OLIMPÍADAS


sexta-feira, 6 de agosto de 2021

Em aceno a caminhoneiros, Bolsonaro fala em zerar imposto do diesel em 2022

 

Em aceno a caminhoneiros, Bolsonaro fala em zerar imposto do diesel em 2022
Foto: Divulgação / CNT


O presidente Jair Bolsonaro (sem partido) fez novo aceno a caminhoneiros nesta sexta-feira (6) e disse que planeja zerar o imposto federal do óleo diesel em 2022.
 

"Gostaria de zerar o imposto federal do diesel a partir do ano que vem. Vou me empenhar sobre isso. Não posso garantir, não é uma promessa, é um estudo", disse o presidente a apoiadores, em frente ao Palácio da Alvorada. A declaração foi divulgada por uma página bolsonarista no Youtube.
 

Bolsonaro zerou os tributos federais -- PIS e Cofins-- do óleo de março ao fim de abril deste ano, em esforço para conter a insatisfação de caminhoneiros.
 

Mesmo após esta isenção, alguns estados aumentaram a cobrança de ICMS sobre o produto. O benefício acabou sendo engolido por outros componentes do preço final.
 

"Não é fácil resolver. Zerei por dois meses, joguei R$ 2 bilhões fora.

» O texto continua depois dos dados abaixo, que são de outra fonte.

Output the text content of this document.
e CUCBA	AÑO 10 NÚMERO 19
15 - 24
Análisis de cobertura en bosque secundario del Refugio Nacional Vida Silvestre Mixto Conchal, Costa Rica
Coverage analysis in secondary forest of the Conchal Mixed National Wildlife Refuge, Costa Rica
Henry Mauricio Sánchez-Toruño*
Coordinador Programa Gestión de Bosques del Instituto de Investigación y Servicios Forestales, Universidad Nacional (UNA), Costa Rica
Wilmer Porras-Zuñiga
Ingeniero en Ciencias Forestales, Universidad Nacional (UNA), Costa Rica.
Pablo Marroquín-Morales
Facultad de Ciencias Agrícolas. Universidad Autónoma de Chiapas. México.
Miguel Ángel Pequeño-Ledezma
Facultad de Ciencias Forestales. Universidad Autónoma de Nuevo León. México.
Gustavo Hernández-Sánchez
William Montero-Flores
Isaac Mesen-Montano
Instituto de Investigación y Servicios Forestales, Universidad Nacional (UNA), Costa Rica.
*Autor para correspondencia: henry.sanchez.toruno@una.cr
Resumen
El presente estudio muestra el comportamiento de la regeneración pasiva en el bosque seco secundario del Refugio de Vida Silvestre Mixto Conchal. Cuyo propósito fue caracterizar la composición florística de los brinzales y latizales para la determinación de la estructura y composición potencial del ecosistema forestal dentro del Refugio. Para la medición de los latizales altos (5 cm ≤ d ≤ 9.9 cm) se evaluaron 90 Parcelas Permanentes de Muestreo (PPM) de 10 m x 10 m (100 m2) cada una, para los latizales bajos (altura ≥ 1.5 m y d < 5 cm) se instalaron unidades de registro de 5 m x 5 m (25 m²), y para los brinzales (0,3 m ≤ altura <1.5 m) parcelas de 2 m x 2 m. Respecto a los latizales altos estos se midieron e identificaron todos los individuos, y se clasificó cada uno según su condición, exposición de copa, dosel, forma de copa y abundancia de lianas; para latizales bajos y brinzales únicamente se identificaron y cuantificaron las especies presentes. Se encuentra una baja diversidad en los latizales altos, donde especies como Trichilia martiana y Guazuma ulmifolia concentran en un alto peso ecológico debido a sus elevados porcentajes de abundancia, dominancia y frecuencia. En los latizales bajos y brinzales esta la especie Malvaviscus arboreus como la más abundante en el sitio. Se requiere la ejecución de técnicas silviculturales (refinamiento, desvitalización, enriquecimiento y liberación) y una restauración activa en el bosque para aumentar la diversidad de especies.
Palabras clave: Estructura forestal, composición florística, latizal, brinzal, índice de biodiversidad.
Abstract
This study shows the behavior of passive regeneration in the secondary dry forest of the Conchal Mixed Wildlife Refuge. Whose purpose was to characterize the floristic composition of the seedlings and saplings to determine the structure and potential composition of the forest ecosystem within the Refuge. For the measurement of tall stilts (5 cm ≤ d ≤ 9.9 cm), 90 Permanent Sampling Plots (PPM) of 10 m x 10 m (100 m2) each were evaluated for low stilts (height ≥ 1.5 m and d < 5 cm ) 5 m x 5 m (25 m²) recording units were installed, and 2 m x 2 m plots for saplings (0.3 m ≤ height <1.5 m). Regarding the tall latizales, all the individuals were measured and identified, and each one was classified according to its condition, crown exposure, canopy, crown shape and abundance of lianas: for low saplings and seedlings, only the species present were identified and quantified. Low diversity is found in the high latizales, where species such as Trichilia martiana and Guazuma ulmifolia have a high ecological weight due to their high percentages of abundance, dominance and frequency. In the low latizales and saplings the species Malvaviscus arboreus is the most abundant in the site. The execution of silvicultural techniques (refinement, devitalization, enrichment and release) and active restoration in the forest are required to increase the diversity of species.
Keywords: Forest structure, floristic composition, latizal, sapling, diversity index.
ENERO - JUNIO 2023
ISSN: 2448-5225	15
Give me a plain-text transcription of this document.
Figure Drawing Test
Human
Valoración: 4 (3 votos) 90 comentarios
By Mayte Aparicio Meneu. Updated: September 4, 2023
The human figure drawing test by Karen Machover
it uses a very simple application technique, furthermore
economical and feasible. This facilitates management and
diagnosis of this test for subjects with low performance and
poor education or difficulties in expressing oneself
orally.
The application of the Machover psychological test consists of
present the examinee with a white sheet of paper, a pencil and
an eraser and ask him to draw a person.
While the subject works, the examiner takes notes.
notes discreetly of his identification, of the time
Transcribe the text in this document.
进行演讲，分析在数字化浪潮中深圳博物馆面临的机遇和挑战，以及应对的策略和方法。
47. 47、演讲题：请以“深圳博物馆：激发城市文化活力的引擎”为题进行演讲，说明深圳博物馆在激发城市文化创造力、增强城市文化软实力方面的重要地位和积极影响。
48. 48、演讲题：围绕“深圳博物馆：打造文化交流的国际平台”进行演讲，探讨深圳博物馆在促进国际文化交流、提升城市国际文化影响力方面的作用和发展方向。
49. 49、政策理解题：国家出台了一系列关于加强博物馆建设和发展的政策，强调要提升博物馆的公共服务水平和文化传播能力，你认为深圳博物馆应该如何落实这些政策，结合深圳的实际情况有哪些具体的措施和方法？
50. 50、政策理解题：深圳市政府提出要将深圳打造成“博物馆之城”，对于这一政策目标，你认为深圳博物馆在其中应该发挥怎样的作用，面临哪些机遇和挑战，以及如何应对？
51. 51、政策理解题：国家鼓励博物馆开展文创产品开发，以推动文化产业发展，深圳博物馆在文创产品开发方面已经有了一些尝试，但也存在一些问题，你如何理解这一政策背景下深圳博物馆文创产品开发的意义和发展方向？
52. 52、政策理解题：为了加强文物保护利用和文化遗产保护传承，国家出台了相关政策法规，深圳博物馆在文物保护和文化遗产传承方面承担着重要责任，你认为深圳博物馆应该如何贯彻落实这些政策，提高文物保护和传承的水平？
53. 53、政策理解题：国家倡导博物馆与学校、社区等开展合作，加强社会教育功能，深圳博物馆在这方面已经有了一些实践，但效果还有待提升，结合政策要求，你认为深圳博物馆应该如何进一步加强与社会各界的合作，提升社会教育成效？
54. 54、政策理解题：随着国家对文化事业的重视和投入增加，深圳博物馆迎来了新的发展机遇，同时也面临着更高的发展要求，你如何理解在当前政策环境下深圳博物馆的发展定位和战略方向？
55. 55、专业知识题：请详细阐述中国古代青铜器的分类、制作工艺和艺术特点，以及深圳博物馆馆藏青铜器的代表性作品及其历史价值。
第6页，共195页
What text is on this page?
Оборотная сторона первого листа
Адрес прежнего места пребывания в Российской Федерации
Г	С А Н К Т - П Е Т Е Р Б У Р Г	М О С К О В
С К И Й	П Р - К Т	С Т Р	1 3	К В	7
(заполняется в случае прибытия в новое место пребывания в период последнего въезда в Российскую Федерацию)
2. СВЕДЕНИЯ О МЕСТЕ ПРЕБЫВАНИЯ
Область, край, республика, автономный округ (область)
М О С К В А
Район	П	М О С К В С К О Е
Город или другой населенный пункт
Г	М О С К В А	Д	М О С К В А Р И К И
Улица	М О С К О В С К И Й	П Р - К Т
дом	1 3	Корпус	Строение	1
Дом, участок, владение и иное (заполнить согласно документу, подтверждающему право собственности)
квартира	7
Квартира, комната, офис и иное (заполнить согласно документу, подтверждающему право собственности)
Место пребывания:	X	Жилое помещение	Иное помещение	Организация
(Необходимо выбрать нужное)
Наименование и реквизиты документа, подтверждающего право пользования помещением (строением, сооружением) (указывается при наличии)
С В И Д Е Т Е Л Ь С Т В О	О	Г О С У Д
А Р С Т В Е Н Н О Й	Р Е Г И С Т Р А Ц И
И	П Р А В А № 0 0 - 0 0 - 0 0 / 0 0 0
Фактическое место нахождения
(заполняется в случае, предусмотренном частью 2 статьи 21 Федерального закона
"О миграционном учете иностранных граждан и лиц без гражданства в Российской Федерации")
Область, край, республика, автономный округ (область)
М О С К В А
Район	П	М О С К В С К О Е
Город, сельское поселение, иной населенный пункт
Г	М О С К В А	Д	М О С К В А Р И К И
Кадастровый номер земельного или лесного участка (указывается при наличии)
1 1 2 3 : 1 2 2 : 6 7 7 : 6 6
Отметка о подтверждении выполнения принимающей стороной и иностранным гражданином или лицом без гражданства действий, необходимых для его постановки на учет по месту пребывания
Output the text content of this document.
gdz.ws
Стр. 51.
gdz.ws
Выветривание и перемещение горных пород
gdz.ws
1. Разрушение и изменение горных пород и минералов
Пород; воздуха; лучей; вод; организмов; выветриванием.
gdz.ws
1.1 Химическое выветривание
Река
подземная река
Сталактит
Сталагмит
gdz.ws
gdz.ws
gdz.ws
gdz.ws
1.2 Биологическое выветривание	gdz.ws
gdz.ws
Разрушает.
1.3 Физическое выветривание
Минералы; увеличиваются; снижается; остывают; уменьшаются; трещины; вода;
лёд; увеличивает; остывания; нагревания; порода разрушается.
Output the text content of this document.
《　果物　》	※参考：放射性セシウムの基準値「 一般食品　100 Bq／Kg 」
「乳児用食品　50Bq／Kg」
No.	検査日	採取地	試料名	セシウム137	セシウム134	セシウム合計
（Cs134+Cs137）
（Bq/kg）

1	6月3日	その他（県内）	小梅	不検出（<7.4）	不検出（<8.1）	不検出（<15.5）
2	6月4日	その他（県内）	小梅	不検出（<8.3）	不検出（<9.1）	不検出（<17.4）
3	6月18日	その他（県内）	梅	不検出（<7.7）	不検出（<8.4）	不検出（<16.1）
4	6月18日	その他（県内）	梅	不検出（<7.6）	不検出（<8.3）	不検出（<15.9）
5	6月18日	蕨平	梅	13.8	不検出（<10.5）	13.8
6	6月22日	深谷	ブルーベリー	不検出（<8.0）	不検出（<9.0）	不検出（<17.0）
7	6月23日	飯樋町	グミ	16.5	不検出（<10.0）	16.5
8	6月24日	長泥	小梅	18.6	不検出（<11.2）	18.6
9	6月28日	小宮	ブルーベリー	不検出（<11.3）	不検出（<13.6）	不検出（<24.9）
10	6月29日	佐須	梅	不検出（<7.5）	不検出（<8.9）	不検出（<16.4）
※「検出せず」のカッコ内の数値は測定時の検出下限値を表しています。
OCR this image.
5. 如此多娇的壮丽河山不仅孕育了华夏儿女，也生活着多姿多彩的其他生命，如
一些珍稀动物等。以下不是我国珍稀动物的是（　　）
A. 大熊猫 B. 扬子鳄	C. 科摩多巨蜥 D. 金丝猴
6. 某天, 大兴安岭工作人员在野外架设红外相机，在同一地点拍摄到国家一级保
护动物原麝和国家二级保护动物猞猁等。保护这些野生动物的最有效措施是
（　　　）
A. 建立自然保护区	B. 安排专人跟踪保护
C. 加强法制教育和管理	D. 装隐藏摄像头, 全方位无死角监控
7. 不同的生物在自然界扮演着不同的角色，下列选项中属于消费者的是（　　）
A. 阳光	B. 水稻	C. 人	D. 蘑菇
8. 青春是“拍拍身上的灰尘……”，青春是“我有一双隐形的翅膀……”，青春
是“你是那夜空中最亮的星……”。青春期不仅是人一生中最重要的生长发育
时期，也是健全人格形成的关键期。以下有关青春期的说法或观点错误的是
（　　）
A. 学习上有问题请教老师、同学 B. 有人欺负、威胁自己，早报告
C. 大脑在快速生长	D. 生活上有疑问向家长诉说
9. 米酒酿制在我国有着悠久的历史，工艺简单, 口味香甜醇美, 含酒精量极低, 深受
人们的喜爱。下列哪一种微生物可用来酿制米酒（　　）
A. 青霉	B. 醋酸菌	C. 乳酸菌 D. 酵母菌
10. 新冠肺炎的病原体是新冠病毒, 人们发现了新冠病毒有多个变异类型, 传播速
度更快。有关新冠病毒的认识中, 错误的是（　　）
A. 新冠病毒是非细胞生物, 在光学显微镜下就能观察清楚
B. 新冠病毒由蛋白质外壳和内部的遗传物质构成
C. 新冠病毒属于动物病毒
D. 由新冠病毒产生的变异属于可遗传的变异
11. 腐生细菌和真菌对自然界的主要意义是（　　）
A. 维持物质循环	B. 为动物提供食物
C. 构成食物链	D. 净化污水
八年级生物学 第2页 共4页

São Paulo aumentou o ICMS", disse o presidente.
 

O imposto estadual é calculado sobre preços médios pesquisados pelos estados, conhecidos como PMPF. Assim, a elevação do preço nas bombas puxa alta no ICMS.
 

"Tem de ter fonte alternativa para compensar (a redução do tributo). Estou trabalhando há algum tempo. Ontem apareceu uma luz para zerar a partir de janeiro. Não posso garantir", disse o presidente, em fala também divulgada pela página nesta sexta-feira (6), mas feita na quarta (4).
 

Bolsonaro tem procurado formas de agradar os caminhoneiros, categoria que o ajudou a se eleger em 2018 e que exerce constante pressão sobre o governo. O presidente já havia prometido, em 13 de julho, reduzir os impostos sobre o óleo.
 

Bolsonaro também planeja a criação de uma espécie de "vale-gás", para distribuir um botijão a cada dois meses a beneficiários do Bolsa Família. Segundo o presidente, a Petrobras tem R$ 3 bilhões para bancar o benefício, mas o presidente da estatal, general Joaquim Silva e Luna, disse que a companhia não é o "ator principal" deste debate.
 

No fim de junho, lideranças dos caminhoneiros estiveram na Petrobras e ouviram que a política de alinhamento aos preços internacionais é importante para a companhia. Uma semana depois, a empresa anunciou reajustes no diesel, na gasolina e no gás de cozinha, e a categoria voltou a ventilar ameaças de greve.
 

Bolsonaro voltou a defender nesta sexta (6), diante de apoiadores, que o Congresso aprove o projeto de lei que altera regras de cobrança do ICMS sobre combustíveis. A proposta faz parte da disputa de Bolsonaro com governadores pelo preço da gasolina.